Annual tax phishing season: still no one has learnt

23rd July 2014

With tax filing season upon us, the annual tax-related cyber fraud feeding frenzy has begun, warns Fortinet. “The Receiver of Revenue, financial institutions and security firms have been issuing the same warnings every tax season for years. Amazingly, nothing has changed and people are still being defrauded during tax filing season,” says Jonas Thulin, Security Consultant at Fortinet. “It’s the same story every year – with tax season come fraud and phishing scams. The problem is not going away. On the contrary, we see more and more of it taking place,” says Thulin. Thulin references a long list of recent warnings posted on the SA Revenue Service’s e-filing site. In a section dedicated to fraud and cyber-crime, SARS warns of numerous phishing mails and attempts to defraud taxpayers. These range from emails falsely advising of a refund, to mails purporting to come from banks, asking recipients to confirm their bank details for tax purposes.

“Because so many more people are online now, and accessing the internet from a range of unsecured mobile devices, the attack surface is much larger than it was a few years ago,” says Thulin. “SARS and South African financial institutions have tightened their own security and all of them use strong authentication tools, yet every year we see many people caught by phishing scams.”

Thulin notes that the simplest scam requires people to click through to a link mailed to them, where they are asked to fill in their user names, passwords or other personal details. The losses suffered can be twofold – scammers could empty out their victims’ bank accounts in a once-off raid, or they could steal their identity and go on to take out loans and transact in the victim’s name, resulting in longer-term and bigger financial losses.
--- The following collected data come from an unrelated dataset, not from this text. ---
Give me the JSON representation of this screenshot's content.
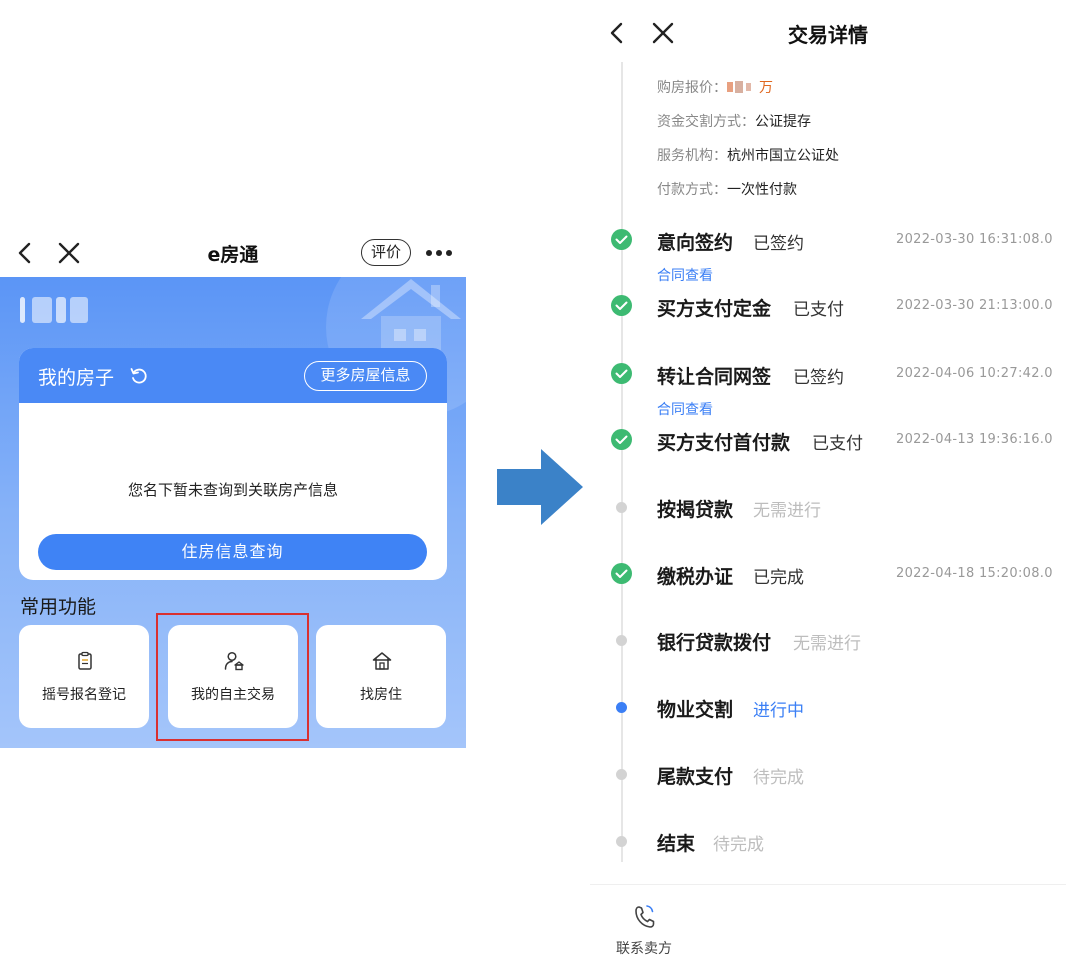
{
  "left_screen": {
    "nav": {
      "title": "e房通",
      "rate_label": "评价"
    },
    "house_card": {
      "title": "我的房子",
      "more_info_label": "更多房屋信息",
      "empty_text": "您名下暂未查询到关联房产信息",
      "query_button": "住房信息查询"
    },
    "common_functions": {
      "title": "常用功能",
      "items": [
        {
          "label": "摇号报名登记",
          "icon": "clipboard-icon"
        },
        {
          "label": "我的自主交易",
          "icon": "user-house-icon"
        },
        {
          "label": "找房住",
          "icon": "house-icon"
        }
      ]
    }
  },
  "right_screen": {
    "nav": {
      "title": "交易详情"
    },
    "info": {
      "price_label": "购房报价：",
      "price_unit": "万",
      "fund_label": "资金交割方式：",
      "fund_value": "公证提存",
      "agency_label": "服务机构：",
      "agency_value": "杭州市国立公证处",
      "payment_label": "付款方式：",
      "payment_value": "一次性付款"
    },
    "steps": [
      {
        "name": "意向签约",
        "status": "已签约",
        "time": "2022-03-30 16:31:08.0",
        "link": "合同查看",
        "state": "done"
      },
      {
        "name": "买方支付定金",
        "status": "已支付",
        "time": "2022-03-30 21:13:00.0",
        "state": "done"
      },
      {
        "name": "转让合同网签",
        "status": "已签约",
        "time": "2022-04-06 10:27:42.0",
        "link": "合同查看",
        "state": "done"
      },
      {
        "name": "买方支付首付款",
        "status": "已支付",
        "time": "2022-04-13 19:36:16.0",
        "state": "done"
      },
      {
        "name": "按揭贷款",
        "status": "无需进行",
        "state": "skipped"
      },
      {
        "name": "缴税办证",
        "status": "已完成",
        "time": "2022-04-18 15:20:08.0",
        "state": "done"
      },
      {
        "name": "银行贷款拨付",
        "status": "无需进行",
        "state": "skipped"
      },
      {
        "name": "物业交割",
        "status": "进行中",
        "state": "in-progress"
      },
      {
        "name": "尾款支付",
        "status": "待完成",
        "state": "pending"
      },
      {
        "name": "结束",
        "status": "待完成",
        "state": "pending"
      }
    ],
    "footer": {
      "contact_label": "联系卖方"
    }
  },
  "colors": {
    "primary_blue": "#3f83f5",
    "done_green": "#3dba72",
    "pending_grey": "#bdbdbd",
    "price_orange": "#e0671f",
    "highlight_red": "#d93030",
    "arrow_blue": "#3b82c8"
  }
}
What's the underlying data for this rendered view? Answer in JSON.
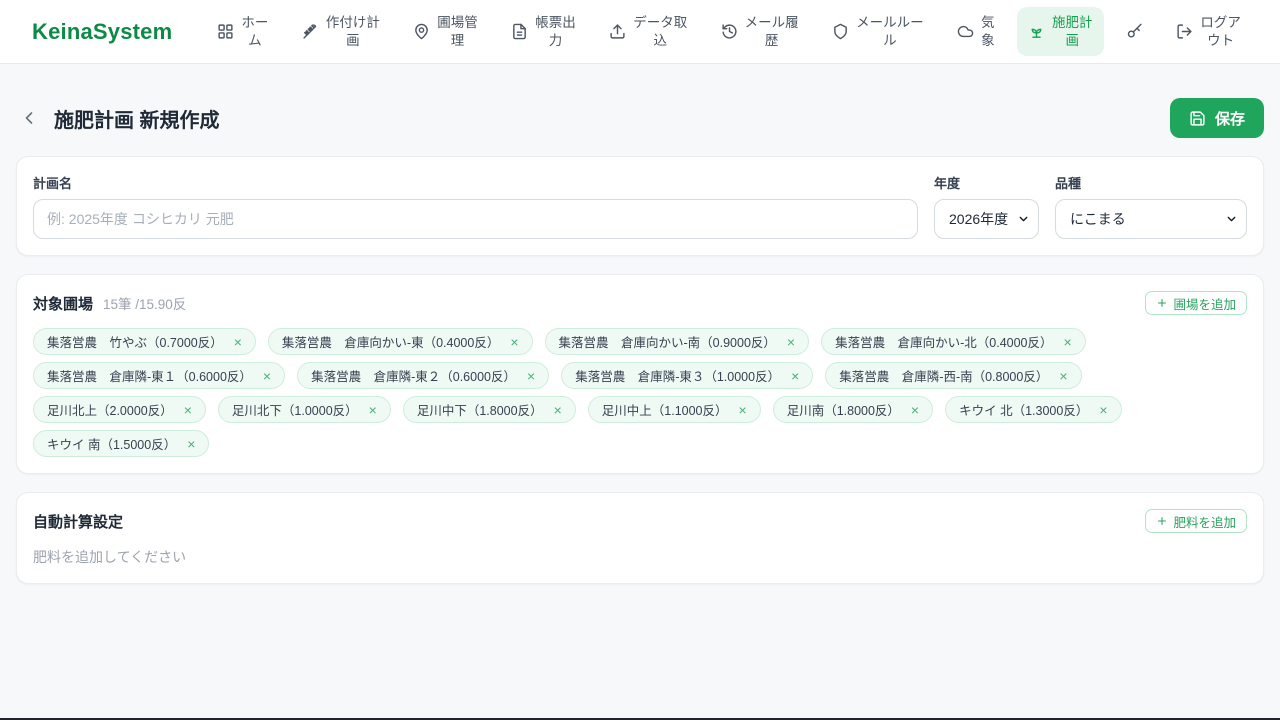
{
  "brand": "KeinaSystem",
  "nav": {
    "items": [
      {
        "id": "home",
        "icon": "grid-icon",
        "label": "ホー\nム"
      },
      {
        "id": "cropping-plan",
        "icon": "wheat-icon",
        "label": "作付け計\n画"
      },
      {
        "id": "field-management",
        "icon": "map-pin-icon",
        "label": "圃場管\n理"
      },
      {
        "id": "report-output",
        "icon": "document-icon",
        "label": "帳票出\n力"
      },
      {
        "id": "data-import",
        "icon": "upload-icon",
        "label": "データ取\n込"
      },
      {
        "id": "mail-history",
        "icon": "history-icon",
        "label": "メール履\n歴"
      },
      {
        "id": "mail-rules",
        "icon": "shield-icon",
        "label": "メールルー\nル"
      },
      {
        "id": "weather",
        "icon": "cloud-icon",
        "label": "気\n象"
      },
      {
        "id": "fertilization-plan",
        "icon": "sprout-icon",
        "label": "施肥計\n画",
        "active": true
      },
      {
        "id": "key",
        "icon": "key-icon",
        "label": ""
      },
      {
        "id": "logout",
        "icon": "logout-icon",
        "label": "ログア\nウト"
      }
    ]
  },
  "header": {
    "title": "施肥計画 新規作成",
    "save_label": "保存"
  },
  "plan_form": {
    "name_label": "計画名",
    "name_placeholder": "例: 2025年度 コシヒカリ 元肥",
    "year_label": "年度",
    "year_value": "2026年度",
    "variety_label": "品種",
    "variety_value": "にこまる"
  },
  "fields_section": {
    "title": "対象圃場",
    "count_summary": "15筆 /15.90反",
    "add_button_label": "圃場を追加",
    "tags": [
      "集落営農　竹やぶ（0.7000反）",
      "集落営農　倉庫向かい-東（0.4000反）",
      "集落営農　倉庫向かい-南（0.9000反）",
      "集落営農　倉庫向かい-北（0.4000反）",
      "集落営農　倉庫隣-東１（0.6000反）",
      "集落営農　倉庫隣-東２（0.6000反）",
      "集落営農　倉庫隣-東３（1.0000反）",
      "集落営農　倉庫隣-西-南（0.8000反）",
      "足川北上（2.0000反）",
      "足川北下（1.0000反）",
      "足川中下（1.8000反）",
      "足川中上（1.1000反）",
      "足川南（1.8000反）",
      "キウイ 北（1.3000反）",
      "キウイ 南（1.5000反）"
    ]
  },
  "auto_calc_section": {
    "title": "自動計算設定",
    "add_button_label": "肥料を追加",
    "empty_message": "肥料を追加してください"
  },
  "colors": {
    "accent_green": "#1fa65c",
    "active_nav_bg": "#e7f6ec",
    "tag_bg": "#eefaf3",
    "page_bg": "#f7f8fa"
  }
}
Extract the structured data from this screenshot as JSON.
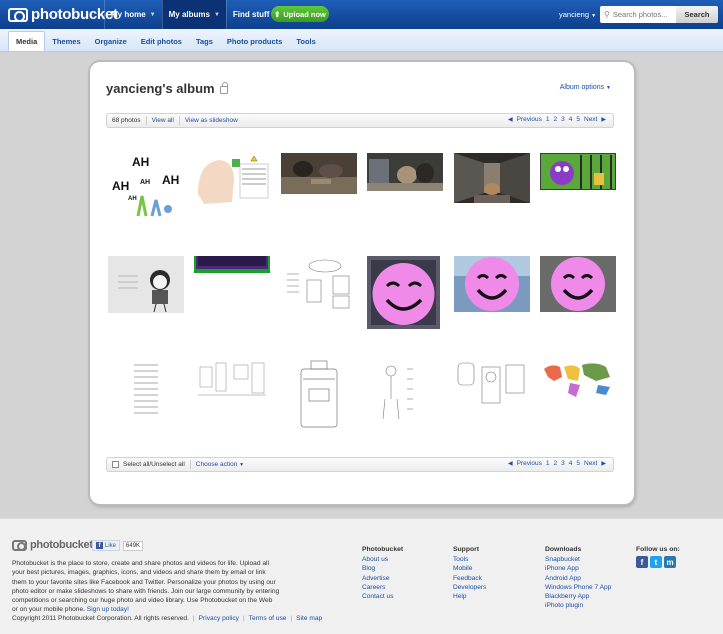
{
  "header": {
    "brand": "photobucket",
    "nav": [
      {
        "label": "My home"
      },
      {
        "label": "My albums"
      },
      {
        "label": "Find stuff"
      }
    ],
    "upload_label": "Upload now",
    "username": "yancieng",
    "search_placeholder": "Search photos...",
    "search_button": "Search"
  },
  "subnav": {
    "tabs": [
      "Media",
      "Themes",
      "Organize",
      "Edit photos",
      "Tags",
      "Photo products",
      "Tools"
    ],
    "active": "Media"
  },
  "album": {
    "title": "yancieng's album",
    "options_label": "Album options",
    "photo_count": "68 photos",
    "view_all": "View all",
    "slideshow": "View as slideshow",
    "pager": {
      "prev": "Previous",
      "pages": [
        "1",
        "2",
        "3",
        "4",
        "5"
      ],
      "next": "Next"
    },
    "select_all": "Select all/Unselect all",
    "choose_action": "Choose action",
    "thumbnails": [
      {
        "name": "ah-cartoon",
        "text": "AH"
      },
      {
        "name": "head-with-note"
      },
      {
        "name": "workshop-photo"
      },
      {
        "name": "dog-photo"
      },
      {
        "name": "construction-photo"
      },
      {
        "name": "purple-monster"
      },
      {
        "name": "girl-sketch"
      },
      {
        "name": "green-frame"
      },
      {
        "name": "note-sketch"
      },
      {
        "name": "smiley-face-1"
      },
      {
        "name": "smiley-face-2"
      },
      {
        "name": "smiley-face-3"
      },
      {
        "name": "text-sketch"
      },
      {
        "name": "room-sketch"
      },
      {
        "name": "suitcase-sketch"
      },
      {
        "name": "figure-sketch"
      },
      {
        "name": "machine-sketch"
      },
      {
        "name": "world-map-sketch"
      }
    ]
  },
  "footer": {
    "brand": "photobucket",
    "like_label": "Like",
    "like_count": "649K",
    "description": "Photobucket is the place to store, create and share photos and videos for life. Upload all your best pictures, images, graphics, icons, and videos and share them by email or link them to your favorite sites like Facebook and Twitter. Personalize your photos by using our photo editor or make slideshows to share with friends. Join our large community by entering competitions or searching our huge photo and video library. Use Photobucket on the Web or on your mobile phone.",
    "signup": "Sign up today!",
    "copyright": "Copyright 2011 Photobucket Corporation.  All rights reserved.",
    "legal_links": [
      "Privacy policy",
      "Terms of use",
      "Site map"
    ],
    "columns": [
      {
        "title": "Photobucket",
        "links": [
          "About us",
          "Blog",
          "Advertise",
          "Careers",
          "Contact us"
        ]
      },
      {
        "title": "Support",
        "links": [
          "Tools",
          "Mobile",
          "Feedback",
          "Developers",
          "Help"
        ]
      },
      {
        "title": "Downloads",
        "links": [
          "Snapbucket",
          "iPhone App",
          "Android App",
          "Windows Phone 7 App",
          "Blackberry App",
          "iPhoto plugin"
        ]
      }
    ],
    "follow_title": "Follow us on:"
  },
  "colors": {
    "brand_blue": "#1f5fb8",
    "upload_green": "#4cb22d",
    "link": "#1a4fa3",
    "smiley_pink": "#f08ae8"
  }
}
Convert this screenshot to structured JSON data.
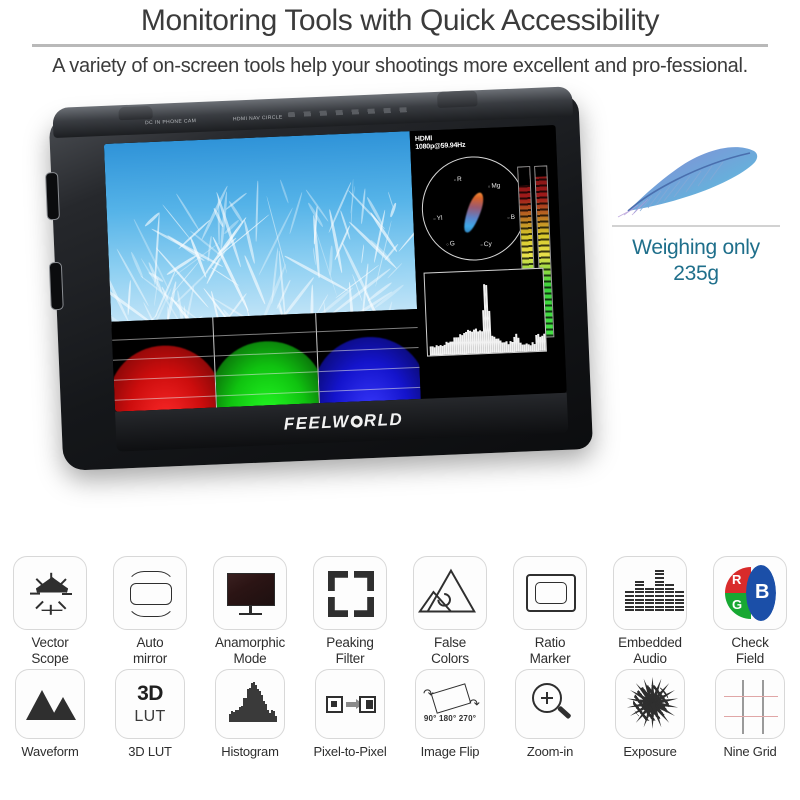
{
  "header": {
    "title": "Monitoring Tools with Quick Accessibility",
    "subtitle": "A variety of on-screen tools help your shootings more excellent and pro-fessional."
  },
  "product": {
    "brand": "FEELW",
    "brand_suffix": "RLD",
    "top_labels": {
      "left": "DC IN  PHONE  CAM",
      "center": "HDMI  NAV  CIRCLE"
    },
    "screen_osd": {
      "input": "HDMI",
      "format": "1080p@59.94Hz",
      "vectorscope_labels": [
        "R",
        "Mg",
        "B",
        "Cy",
        "G",
        "Yl"
      ]
    }
  },
  "weight_callout": {
    "line1": "Weighing only",
    "line2": "235g",
    "color": "#1f6f8b",
    "icon": "feather-icon"
  },
  "features": {
    "row1": [
      {
        "label_line1": "Vector",
        "label_line2": "Scope",
        "icon": "vector-scope-icon"
      },
      {
        "label_line1": "Auto",
        "label_line2": "mirror",
        "icon": "auto-mirror-icon"
      },
      {
        "label_line1": "Anamorphic",
        "label_line2": "Mode",
        "icon": "anamorphic-mode-icon"
      },
      {
        "label_line1": "Peaking",
        "label_line2": "Filter",
        "icon": "peaking-filter-icon"
      },
      {
        "label_line1": "False",
        "label_line2": "Colors",
        "icon": "false-colors-icon"
      },
      {
        "label_line1": "Ratio",
        "label_line2": "Marker",
        "icon": "ratio-marker-icon"
      },
      {
        "label_line1": "Embedded",
        "label_line2": "Audio",
        "icon": "embedded-audio-icon"
      },
      {
        "label_line1": "Check",
        "label_line2": "Field",
        "icon": "check-field-icon"
      }
    ],
    "row2": [
      {
        "label_line1": "Waveform",
        "label_line2": "",
        "icon": "waveform-icon"
      },
      {
        "label_line1": "3D LUT",
        "label_line2": "",
        "icon": "three-d-lut-icon"
      },
      {
        "label_line1": "Histogram",
        "label_line2": "",
        "icon": "histogram-icon"
      },
      {
        "label_line1": "Pixel-to-Pixel",
        "label_line2": "",
        "icon": "pixel-to-pixel-icon"
      },
      {
        "label_line1": "Image Flip",
        "label_line2": "",
        "icon": "image-flip-icon"
      },
      {
        "label_line1": "Zoom-in",
        "label_line2": "",
        "icon": "zoom-in-icon"
      },
      {
        "label_line1": "Exposure",
        "label_line2": "",
        "icon": "exposure-icon"
      },
      {
        "label_line1": "Nine Grid",
        "label_line2": "",
        "icon": "nine-grid-icon"
      }
    ]
  },
  "icon_text": {
    "lut_3d": "3D",
    "lut_word": "LUT",
    "check_field_r": "R",
    "check_field_g": "G",
    "check_field_b": "B",
    "image_flip_angles": "90° 180° 270°"
  },
  "colors": {
    "accent_teal": "#1f6f8b",
    "red": "#d92b2b",
    "green": "#17a832",
    "blue": "#1b4fa8",
    "icon_dark": "#2f2f2f",
    "box_border": "#d8d8d8"
  }
}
Phishing attacks against companies are also growing, he says. While most companies try to exercise care in mitigating fraud losses, tax filing season is a busy time and apparently legitimate emails from SARS could result in serious losses. “A company might receive a fraudulent mail advising that a tax payment is overdue, with the details of the account to where the funds should be paid. The busy accounts department sends the account through for processing without realising that the account details are not those of the intended recipient, for example.”

Fraud can also be carried out using simple SMSes, warns Thulin. “Financial institutions often use a range of numbers for contacting customers, so it is difficult for customers to be sure if an SMS comes from their bank. You might receive an SMS claiming to be from your bank’s fraud department, asking you to call a particular number to verify a purchase made on your credit card. When you call the number, you’ll happily hand over your personal details without realising you are in fact handing this information to fraudsters.”

Thulin says end-user education and constant vigilance, in tandem with next generation security measures, are the only way to avoid falling victim to this kind of fraud. “With little recourse available, end users need to stay alert and be aware that they should never click through to a link sent to them by SARS or their bank.” Thulin says he goes so far as to use separate browsers for transacting and web browsing, in a bid to add an additional layer of security to his online transactions. “A lot of malicious work is possible on the actual browser, so many attacks happen right on the browser. It is much harder to get an executable onto laptop to install keystroke logger in background, but of course, it is not impossible,” he says.